About the Mathematical Thinking Lab

Many people say that “mathematics is a different kind of language”. What they often mean is that similar to language, mathematics allows using a basic set of symbols to express complex meanings by combining these symbols according to certain rules. For example, the base-10 system allows combining digits or words into numbers; operators such as + and ÷ allow combining these numbers to perform basic arithmetic; and mathematical procedures combine simple calculations to attain more complex goals, e.g., solving an equation.

Our lab examines how, when children and adults do mathematics, their mind handles these systems of symbols and rules via cognitive mechanisms such as language and executive functions. We investigate this question for ‘the average person’, but we also examine individual differences, i.e., how and why some people are better than others in particular aspects of math, and which precise learning disorders disrupt specific mathematical abilities. To investigate these issues we use a variety of methods from Cognitive Psychology and Neuropsychology. For more details, visit the Research page.
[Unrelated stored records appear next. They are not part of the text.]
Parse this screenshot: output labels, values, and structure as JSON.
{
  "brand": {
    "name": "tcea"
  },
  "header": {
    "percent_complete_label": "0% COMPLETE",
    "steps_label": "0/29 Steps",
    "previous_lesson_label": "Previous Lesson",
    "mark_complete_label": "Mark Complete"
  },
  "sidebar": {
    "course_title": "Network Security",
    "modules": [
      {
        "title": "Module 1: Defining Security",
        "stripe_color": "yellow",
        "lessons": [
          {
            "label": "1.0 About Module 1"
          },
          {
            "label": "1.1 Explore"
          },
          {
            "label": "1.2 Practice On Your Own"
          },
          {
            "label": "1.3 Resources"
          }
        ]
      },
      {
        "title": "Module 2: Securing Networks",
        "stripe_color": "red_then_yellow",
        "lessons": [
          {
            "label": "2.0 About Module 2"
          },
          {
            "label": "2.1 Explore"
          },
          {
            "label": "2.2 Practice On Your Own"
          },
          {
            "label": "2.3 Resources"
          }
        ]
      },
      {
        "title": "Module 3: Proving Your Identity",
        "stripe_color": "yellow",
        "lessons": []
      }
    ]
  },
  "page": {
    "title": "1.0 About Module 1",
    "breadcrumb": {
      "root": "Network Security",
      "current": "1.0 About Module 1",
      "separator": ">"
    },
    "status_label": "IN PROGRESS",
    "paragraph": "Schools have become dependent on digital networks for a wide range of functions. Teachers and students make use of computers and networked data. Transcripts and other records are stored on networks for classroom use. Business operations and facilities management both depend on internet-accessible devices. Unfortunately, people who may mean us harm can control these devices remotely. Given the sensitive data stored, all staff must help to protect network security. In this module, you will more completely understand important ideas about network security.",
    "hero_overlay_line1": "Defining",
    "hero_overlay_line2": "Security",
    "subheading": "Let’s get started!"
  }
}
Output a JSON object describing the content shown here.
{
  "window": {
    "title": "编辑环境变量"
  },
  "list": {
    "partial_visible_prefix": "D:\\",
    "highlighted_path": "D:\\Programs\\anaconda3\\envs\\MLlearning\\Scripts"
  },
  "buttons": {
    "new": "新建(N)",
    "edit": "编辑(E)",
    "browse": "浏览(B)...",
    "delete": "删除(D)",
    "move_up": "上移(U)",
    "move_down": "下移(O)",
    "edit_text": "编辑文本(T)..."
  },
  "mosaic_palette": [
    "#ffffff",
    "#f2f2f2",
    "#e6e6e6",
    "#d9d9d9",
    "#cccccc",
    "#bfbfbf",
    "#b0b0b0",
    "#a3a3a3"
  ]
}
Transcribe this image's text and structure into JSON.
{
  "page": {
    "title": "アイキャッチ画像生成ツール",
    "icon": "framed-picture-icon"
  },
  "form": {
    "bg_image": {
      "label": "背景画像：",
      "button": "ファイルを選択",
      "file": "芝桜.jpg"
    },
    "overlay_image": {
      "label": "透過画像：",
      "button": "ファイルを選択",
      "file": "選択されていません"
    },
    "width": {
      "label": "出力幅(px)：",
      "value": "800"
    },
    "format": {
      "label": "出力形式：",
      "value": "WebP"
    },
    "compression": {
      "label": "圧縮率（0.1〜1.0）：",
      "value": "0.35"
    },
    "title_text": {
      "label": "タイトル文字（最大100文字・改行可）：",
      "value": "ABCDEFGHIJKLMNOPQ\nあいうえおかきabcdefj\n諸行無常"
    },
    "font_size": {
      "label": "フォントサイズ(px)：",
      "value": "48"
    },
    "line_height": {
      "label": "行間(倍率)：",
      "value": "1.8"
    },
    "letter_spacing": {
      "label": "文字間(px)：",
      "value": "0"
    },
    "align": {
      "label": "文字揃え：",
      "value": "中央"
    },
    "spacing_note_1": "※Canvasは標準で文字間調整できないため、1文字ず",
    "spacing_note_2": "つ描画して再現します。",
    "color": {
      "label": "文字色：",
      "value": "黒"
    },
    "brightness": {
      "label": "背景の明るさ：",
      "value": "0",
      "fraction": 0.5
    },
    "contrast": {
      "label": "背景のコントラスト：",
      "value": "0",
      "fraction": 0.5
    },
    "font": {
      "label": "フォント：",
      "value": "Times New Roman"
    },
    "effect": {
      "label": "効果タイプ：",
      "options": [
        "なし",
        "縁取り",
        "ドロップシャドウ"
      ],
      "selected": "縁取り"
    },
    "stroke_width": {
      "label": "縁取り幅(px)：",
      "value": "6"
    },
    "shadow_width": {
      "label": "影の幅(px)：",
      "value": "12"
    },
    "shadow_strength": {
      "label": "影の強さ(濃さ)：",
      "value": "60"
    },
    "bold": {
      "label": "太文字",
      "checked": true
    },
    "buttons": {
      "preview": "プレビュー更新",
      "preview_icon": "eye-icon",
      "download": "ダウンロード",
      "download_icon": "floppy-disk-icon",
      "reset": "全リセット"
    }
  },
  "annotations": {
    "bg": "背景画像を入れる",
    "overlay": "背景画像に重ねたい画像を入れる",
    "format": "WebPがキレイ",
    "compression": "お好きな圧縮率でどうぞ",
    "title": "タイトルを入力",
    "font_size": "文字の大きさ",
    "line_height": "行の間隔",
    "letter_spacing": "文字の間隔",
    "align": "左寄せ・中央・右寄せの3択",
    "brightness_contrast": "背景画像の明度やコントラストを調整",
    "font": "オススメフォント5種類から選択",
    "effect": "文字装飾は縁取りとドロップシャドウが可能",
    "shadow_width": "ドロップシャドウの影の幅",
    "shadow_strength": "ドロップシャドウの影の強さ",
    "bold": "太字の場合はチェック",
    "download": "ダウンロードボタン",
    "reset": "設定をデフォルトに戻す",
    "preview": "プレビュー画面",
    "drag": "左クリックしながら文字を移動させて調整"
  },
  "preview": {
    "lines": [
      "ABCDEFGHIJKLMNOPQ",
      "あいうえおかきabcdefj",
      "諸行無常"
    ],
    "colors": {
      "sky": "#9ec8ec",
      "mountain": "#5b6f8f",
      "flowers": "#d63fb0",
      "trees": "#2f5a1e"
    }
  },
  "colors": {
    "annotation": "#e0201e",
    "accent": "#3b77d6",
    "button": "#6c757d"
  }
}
We believe that cognitive research should not remain in the lab, but rather be used to improve education. Thus, we create methods and tools to diagnose mathematical learning disorders in individual children and adults, and we develop research-based educational methods that should make math learning easier and more efficient.

The Mathematical Thinking Lab is affiliated with Tel Aviv University‘s School of Education and Sagol School of Neuroscience.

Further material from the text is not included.